The group is calling it the strongest statement to date from the scientific community about the harmful effects of oil sands development.


Related: Canada's Carbon Cutting Pledge is Criticized for Being the Weakest Among Leading Economies

The scientists — ranging from geophysicists to biologists from universities including Harvard and Stanford — also launched a new website for their movement, It encourages people to share their message using the Twitter hashtag #103scientists.

The announcement comes one year after eight of the scientists wrote an op-ed in Nature, arguing Canada should halt future oil sands development and pipeline projects until better processes that reduce carbon pollution are in place — and stop thinking about the industry's development on a project-by-project basis.

"When judged in isolation, the costs, benefits and consequences of a particular oil sands proposal may be deemed acceptable. But impacts mount with multiple projects," they wrote. "Reform is needed now: decisions made in North America will reverberate internationally, as plans for the development of similar unconventional reserves are considered worldwide."
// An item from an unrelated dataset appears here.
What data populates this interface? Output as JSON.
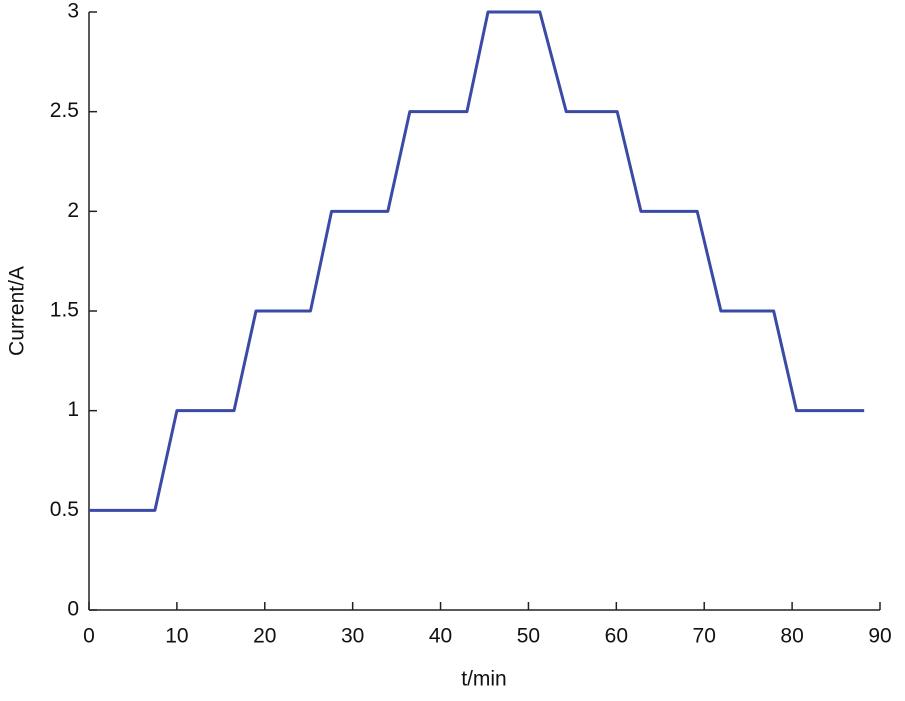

Palen said the positive response from the scientific community to that article was the catalyst for the new campaign.

In May, Canada's Environment Minister proposed new restrictions on methane emissions produced by the oil and gas industry, but climate groups call the restrictions unrealistic and the weakest among G7 countries.

According to the Climate Action Network, a coalition of groups that promote solutions to carbon pollution, Canada is one of the top 10 emitters of greenhouse gas in the world; Alberta has contributed to more than 70 percent of the country's greenhouse gas emission growth since 1990.

The Canadian government says Canada accounted for only 1.6 percent of the world's total greenhouse gas emissions in 2011.